A New Calabrian Mob Alliance Sparks Shocking Violence — And More Women Victims

United to colonize the region’s north, two allied mob families from Calabria's 'Ndrangheta crime syndicate have resumed methods to establish themselves that have been abandoned for years. The result is as bloody as the Italian mob has been in memory.

Armed Italian Carabinieri and their vehicule by the side of the road at San Luca

Italian Carabinieri involved in the arrest of 'Ndrangheta mob members

Giuseppe Legato

CASSANO ALL’IONIO — Here in the northern reaches of Calabria, a new mob alliance is combining the old ‘ndrangheta and nomadic criminality that is distinguishing itself by its ferocity.

The ‘ndrina Abruzzese and the ‘ndrina Forastefano, two opposing coschemob families), who had been at war with each other in the early 2000s, have now allied to take over what remains of northern Calabria up to the border with the Basilicata region.

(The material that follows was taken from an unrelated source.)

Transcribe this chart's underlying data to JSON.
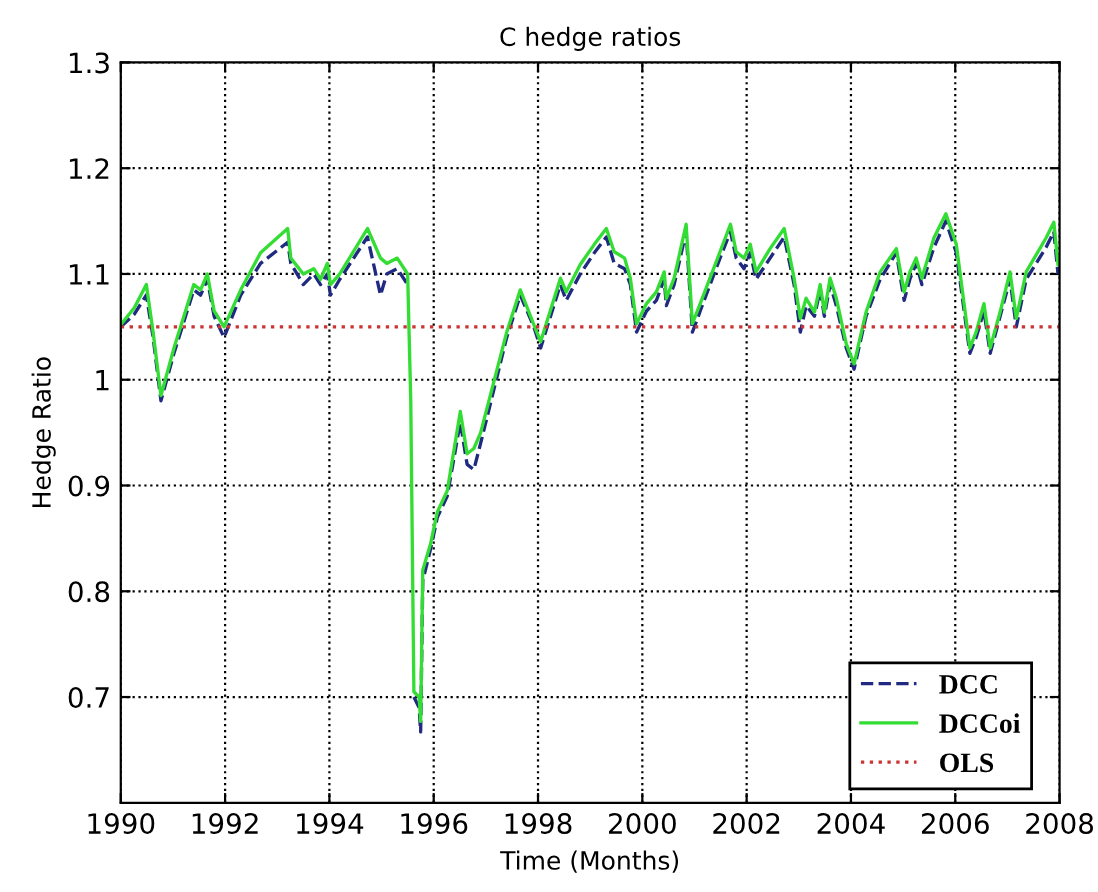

The 44 kilometers of Calabrian coastline between the towns of Villapiana and Rossano are bloodied by a war that hardly anyone talks about, and yet is still fresh.

Cruel, cynical, archaic, harsh: this new hybrid Calabrian mob is back to shooting people in the streets, and it doesn’t spare women. In one year, two have died, bringing the number of victims in the past 24 months to 15.